The trips were to last one month, the “Lawless” merely getting into mid ocean and steaming slowly down to the Gulf of Mexico, remaining there until the month was up, when the passengers, saturated with vice and steeped in corruption, were to be returned to the place of starting. The crew was cut down to as small a number as possible, and consisted mostly of the riffraff to be found about the wharves of any large seaport city.
There was nothing about the scheme which could be punished by the laws of any country, nevertheless the arrangements were kept as quiet as possible, and nothing found its way into the papers.
On the night of June 16, 1885, the “Lawless,” as the boat was very appropriately rechristened, steamed away from New York. The passengers had begun to arrive in the evening as soon as it became dark, and at 12.30 every one who had engaged passage was on board. There was no one down to the pier to speed the departing voyager, or to wish him good luck. The sinister expedition set out without as much as the wave of a handkerchief from shore. She was a little longer in getting under way than had been anticipated, but at two o’clock in the morning of the seventeenth, the “Lawless” was well out to sea, and the great hull, which up till then, save for a few lights about deck, had been kept dark, burst suddenly into light. Down in the hold a big Westinghouse generator was whirling away, and, at a word from the captain, fifteen hundred electric lights were suddenly switched into circuit and the “Lawless” was on full blast. The limit was reached, and the ship had come to her own.

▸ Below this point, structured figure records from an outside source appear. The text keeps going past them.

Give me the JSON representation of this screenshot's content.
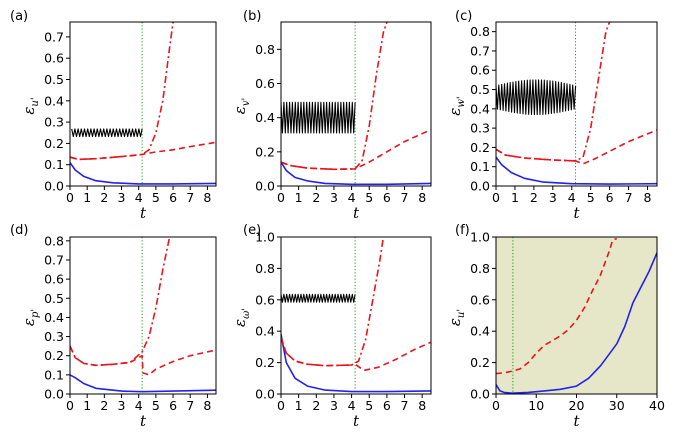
{
  "chart_data": [
    {
      "type": "line",
      "panel_label": "(a)",
      "xlabel": "t",
      "ylabel": "ε",
      "ylabel_sub": "u'",
      "xlim": [
        0,
        8.5
      ],
      "ylim": [
        0,
        0.77
      ],
      "xticks": [
        "0",
        "1",
        "2",
        "3",
        "4",
        "5",
        "6",
        "7",
        "8"
      ],
      "yticks": [
        "0.0",
        "0.1",
        "0.2",
        "0.3",
        "0.4",
        "0.5",
        "0.6",
        "0.7"
      ],
      "vline_t": 4.2,
      "series": [
        {
          "name": "black-oscillating",
          "values_desc": "oscillating around 0.25, amplitude 0.02, t=0.1 to 4.2"
        },
        {
          "name": "blue",
          "x": [
            0,
            0.3,
            0.8,
            1.5,
            2.5,
            4,
            6,
            8.5
          ],
          "y": [
            0.11,
            0.075,
            0.045,
            0.025,
            0.015,
            0.01,
            0.01,
            0.012
          ]
        },
        {
          "name": "red-dashed",
          "x": [
            0,
            0.5,
            1.5,
            3,
            4.2,
            5,
            6,
            7,
            8.5
          ],
          "y": [
            0.135,
            0.125,
            0.128,
            0.138,
            0.148,
            0.16,
            0.17,
            0.185,
            0.205
          ]
        },
        {
          "name": "red-dashdot",
          "x": [
            0,
            0.5,
            1.5,
            3,
            4.2,
            4.6,
            5,
            5.4,
            5.8,
            6.0
          ],
          "y": [
            0.135,
            0.125,
            0.128,
            0.138,
            0.148,
            0.17,
            0.25,
            0.4,
            0.65,
            0.77
          ]
        }
      ]
    },
    {
      "type": "line",
      "panel_label": "(b)",
      "xlabel": "t",
      "ylabel": "ε",
      "ylabel_sub": "v'",
      "xlim": [
        0,
        8.5
      ],
      "ylim": [
        0,
        0.96
      ],
      "xticks": [
        "0",
        "1",
        "2",
        "3",
        "4",
        "5",
        "6",
        "7",
        "8"
      ],
      "yticks": [
        "0.0",
        "0.2",
        "0.4",
        "0.6",
        "0.8"
      ],
      "vline_t": 4.2,
      "series": [
        {
          "name": "black-oscillating",
          "values_desc": "oscillating around 0.4, amplitude 0.09, t=0 to 4.2"
        },
        {
          "name": "blue",
          "x": [
            0,
            0.3,
            0.8,
            1.5,
            2.5,
            4,
            6,
            8.5
          ],
          "y": [
            0.14,
            0.09,
            0.05,
            0.03,
            0.015,
            0.01,
            0.01,
            0.015
          ]
        },
        {
          "name": "red-dashed",
          "x": [
            0,
            0.5,
            1.5,
            3,
            4.2,
            5,
            6,
            7,
            8.5
          ],
          "y": [
            0.14,
            0.12,
            0.105,
            0.098,
            0.1,
            0.14,
            0.2,
            0.26,
            0.33
          ]
        },
        {
          "name": "red-dashdot",
          "x": [
            0,
            0.5,
            1.5,
            3,
            4.2,
            4.6,
            5,
            5.4,
            5.8,
            6.0
          ],
          "y": [
            0.14,
            0.12,
            0.105,
            0.098,
            0.1,
            0.15,
            0.35,
            0.65,
            0.9,
            0.96
          ]
        }
      ]
    },
    {
      "type": "line",
      "panel_label": "(c)",
      "xlabel": "t",
      "ylabel": "ε",
      "ylabel_sub": "w'",
      "xlim": [
        0,
        8.5
      ],
      "ylim": [
        0,
        0.85
      ],
      "xticks": [
        "0",
        "1",
        "2",
        "3",
        "4",
        "5",
        "6",
        "7",
        "8"
      ],
      "yticks": [
        "0.0",
        "0.1",
        "0.2",
        "0.3",
        "0.4",
        "0.5",
        "0.6",
        "0.7",
        "0.8"
      ],
      "vline_t": 4.2,
      "series": [
        {
          "name": "black-oscillating",
          "values_desc": "oscillating around 0.46, amplitude growing to 0.08, t=0 to 4.2"
        },
        {
          "name": "blue",
          "x": [
            0,
            0.3,
            0.8,
            1.5,
            2.5,
            4,
            6,
            8.5
          ],
          "y": [
            0.15,
            0.11,
            0.07,
            0.04,
            0.02,
            0.012,
            0.01,
            0.012
          ]
        },
        {
          "name": "red-dashed",
          "x": [
            0,
            0.5,
            1.5,
            3,
            4.2,
            4.6,
            5.2,
            6,
            7,
            8.5
          ],
          "y": [
            0.19,
            0.16,
            0.145,
            0.135,
            0.13,
            0.115,
            0.14,
            0.18,
            0.23,
            0.29
          ]
        },
        {
          "name": "red-dashdot",
          "x": [
            0,
            0.5,
            1.5,
            3,
            4.2,
            4.6,
            5,
            5.4,
            5.8,
            6.0
          ],
          "y": [
            0.19,
            0.16,
            0.145,
            0.135,
            0.13,
            0.15,
            0.3,
            0.55,
            0.8,
            0.85
          ]
        }
      ]
    },
    {
      "type": "line",
      "panel_label": "(d)",
      "xlabel": "t",
      "ylabel": "ε",
      "ylabel_sub": "p'",
      "xlim": [
        0,
        8.5
      ],
      "ylim": [
        0,
        0.82
      ],
      "xticks": [
        "0",
        "1",
        "2",
        "3",
        "4",
        "5",
        "6",
        "7",
        "8"
      ],
      "yticks": [
        "0.0",
        "0.1",
        "0.2",
        "0.3",
        "0.4",
        "0.5",
        "0.6",
        "0.7",
        "0.8"
      ],
      "vline_t": 4.2,
      "series": [
        {
          "name": "blue",
          "x": [
            0,
            0.3,
            0.8,
            1.5,
            3,
            4.2,
            6,
            8.5
          ],
          "y": [
            0.1,
            0.085,
            0.055,
            0.03,
            0.015,
            0.012,
            0.015,
            0.02
          ]
        },
        {
          "name": "red-dashed",
          "x": [
            0,
            0.3,
            0.8,
            1.5,
            2.5,
            3.5,
            4.2,
            4.25,
            4.6,
            5,
            6,
            7,
            8.5
          ],
          "y": [
            0.25,
            0.19,
            0.16,
            0.15,
            0.155,
            0.165,
            0.2,
            0.11,
            0.1,
            0.13,
            0.17,
            0.2,
            0.23
          ]
        },
        {
          "name": "red-dashdot",
          "x": [
            0,
            0.3,
            0.8,
            1.5,
            2.5,
            3.5,
            4.2,
            4.6,
            5,
            5.4,
            5.8
          ],
          "y": [
            0.25,
            0.19,
            0.16,
            0.15,
            0.155,
            0.165,
            0.22,
            0.3,
            0.45,
            0.65,
            0.82
          ]
        }
      ]
    },
    {
      "type": "line",
      "panel_label": "(e)",
      "xlabel": "t",
      "ylabel": "ε",
      "ylabel_sub": "ω'",
      "xlim": [
        0,
        8.5
      ],
      "ylim": [
        0,
        1.0
      ],
      "xticks": [
        "0",
        "1",
        "2",
        "3",
        "4",
        "5",
        "6",
        "7",
        "8"
      ],
      "yticks": [
        "0.0",
        "0.2",
        "0.4",
        "0.6",
        "0.8",
        "1.0"
      ],
      "vline_t": 4.2,
      "series": [
        {
          "name": "black-oscillating",
          "values_desc": "oscillating around 0.61, amplitude 0.025, t=0 to 4.2"
        },
        {
          "name": "blue",
          "x": [
            0,
            0.3,
            0.8,
            1.5,
            2.5,
            4,
            6,
            8.5
          ],
          "y": [
            0.38,
            0.2,
            0.1,
            0.05,
            0.025,
            0.015,
            0.015,
            0.02
          ]
        },
        {
          "name": "red-dashed",
          "x": [
            0,
            0.3,
            0.8,
            1.5,
            2.5,
            4,
            4.2,
            4.7,
            5.5,
            6.5,
            7.5,
            8.5
          ],
          "y": [
            0.36,
            0.26,
            0.21,
            0.19,
            0.18,
            0.185,
            0.19,
            0.15,
            0.17,
            0.22,
            0.28,
            0.33
          ]
        },
        {
          "name": "red-dashdot",
          "x": [
            0,
            0.3,
            0.8,
            1.5,
            2.5,
            4,
            4.4,
            4.8,
            5.2,
            5.6,
            5.8
          ],
          "y": [
            0.36,
            0.26,
            0.21,
            0.19,
            0.18,
            0.185,
            0.21,
            0.35,
            0.6,
            0.85,
            1.0
          ]
        }
      ]
    },
    {
      "type": "line",
      "panel_label": "(f)",
      "xlabel": "t",
      "ylabel": "ε",
      "ylabel_sub": "u'",
      "xlim": [
        0,
        40
      ],
      "ylim": [
        0,
        1.0
      ],
      "xticks": [
        "0",
        "10",
        "20",
        "30",
        "40"
      ],
      "yticks": [
        "0.0",
        "0.2",
        "0.4",
        "0.6",
        "0.8",
        "1.0"
      ],
      "vline_t": 4.2,
      "background": "#e6e6c8",
      "series": [
        {
          "name": "blue",
          "x": [
            0,
            1,
            2,
            4,
            8,
            12,
            16,
            20,
            23,
            26,
            28,
            30,
            32,
            34,
            36,
            38,
            40
          ],
          "y": [
            0.06,
            0.02,
            0.01,
            0.005,
            0.01,
            0.02,
            0.03,
            0.05,
            0.1,
            0.18,
            0.25,
            0.32,
            0.43,
            0.58,
            0.68,
            0.78,
            0.9
          ]
        },
        {
          "name": "red-dashed",
          "x": [
            0,
            2,
            4,
            6,
            8,
            10,
            12,
            14,
            16,
            18,
            20,
            22,
            24,
            26,
            28,
            29,
            30
          ],
          "y": [
            0.13,
            0.135,
            0.145,
            0.16,
            0.2,
            0.26,
            0.31,
            0.34,
            0.37,
            0.41,
            0.47,
            0.55,
            0.66,
            0.76,
            0.9,
            0.98,
            0.99
          ]
        }
      ]
    }
  ]
}
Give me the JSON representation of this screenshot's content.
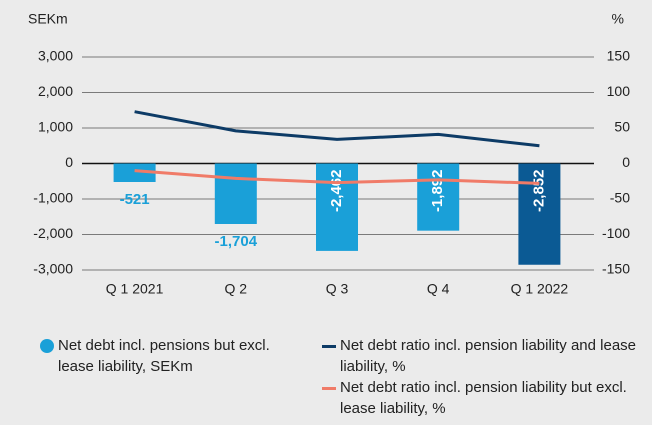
{
  "chart_data": {
    "type": "bar",
    "y_label": "SEKm",
    "y2_label": "%",
    "categories": [
      "Q 1 2021",
      "Q 2",
      "Q 3",
      "Q 4",
      "Q 1 2022"
    ],
    "ylim": [
      -3000,
      3000
    ],
    "yticks": [
      {
        "value": 3000,
        "label": "3,000"
      },
      {
        "value": 2000,
        "label": "2,000"
      },
      {
        "value": 1000,
        "label": "1,000"
      },
      0,
      {
        "value": -1000,
        "label": "-1,000"
      },
      {
        "value": -2000,
        "label": "-2,000"
      },
      {
        "value": -3000,
        "label": "-3,000"
      }
    ],
    "y2lim": [
      -150,
      150
    ],
    "y2ticks": [
      150,
      100,
      50,
      0,
      -50,
      -100,
      -150
    ],
    "series": [
      {
        "name": "Net debt incl. pensions but excl. lease liability, SEKm",
        "type": "bar",
        "color": "#1aa0d8",
        "colors": [
          "#1aa0d8",
          "#1aa0d8",
          "#1aa0d8",
          "#1aa0d8",
          "#0b5a94"
        ],
        "values": [
          -521,
          -1704,
          -2462,
          -1892,
          -2852
        ],
        "value_labels": [
          "-521",
          "-1,704",
          "-2,462",
          "-1,892",
          "-2,852"
        ]
      },
      {
        "name": "Net debt ratio incl. pension liability and lease liability, %",
        "type": "line",
        "axis": "y2",
        "color": "#0d3b66",
        "values": [
          73,
          46,
          34,
          41,
          25
        ]
      },
      {
        "name": "Net debt ratio incl. pension liability but excl. lease liability, %",
        "type": "line",
        "axis": "y2",
        "color": "#f07b68",
        "values": [
          -10,
          -21,
          -27,
          -23,
          -28
        ]
      }
    ]
  }
}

There was one flaw, however, in the scheme of the Palace of Sin. That flaw was Pierre Planchette, first assistant engineer. Like most of the lower officers, he had been hired without knowing the object of the voyage, thinking that the “Lawless” was merely bound on a pleasure cruise in southern waters. He had just come from the Bellevue hospital, where he had been dangerously sick with brain fever, and he was still far from recovered, but hearing of the position and the high pay that went with it, he had left the hospital against the orders of the house physician. The man who had been originally hired for assistant having disappointed Jenifer Vass, the patient, with traces of the fever still upon him, was engaged on the very day of departure.
When, therefore, the three-mile limit was passed, and the hell up on deck broke out, Pierre Planchette turned to his chief for explanation of the sounds of revelry floating down below decks. “You don’t mean to say you don’t know the object of this ship?” asked the chief. “Why, the ‘Lawless’ is a floating hell. For the next thirty days every form of vice known to the civilized world will be going on up above there. There’s five hundred men and three hundred women in this gilded shell whose only object in life for one month will be to commit acts which on shore would be punished by fines and imprisonment.”
Without a word the assistant left the chief engineer, and seeking out the captain, demanded to be put on shore.
“You’ve signed with us for one month, and, by G—d, you’ll have to stay,” was all the answer he got from Jenifer Vass, to whom the captain sent him.
Then a strange thing happened. Into the disordered brain of the man, a short time before racked by fever, there came the thought that he had been chosen by God to be the instrument to punish the iniquity which had come to his knowledge.
He returned to the captain, and demanded a raise of fifteen dollars a month in his pay, claiming he did not know the kind of a job he was undertaking when he had signed. O, he was cunning, this fever stricken assistant engineer. He knew how to allay suspicion.
The raise of pay was granted, for Jenifer Vass did not like the look in the man’s eyes. Planchette went about his work, however, for the next few days quietly and apparently satisfied. And when by chance his duties took him up to where the painted women sang and gamed, and the drunken men made ribald jests, he only smiled strangely to himself and went on with his work. But he was busy all this time doing many things for which an assistant engineer is not usually paid to perform.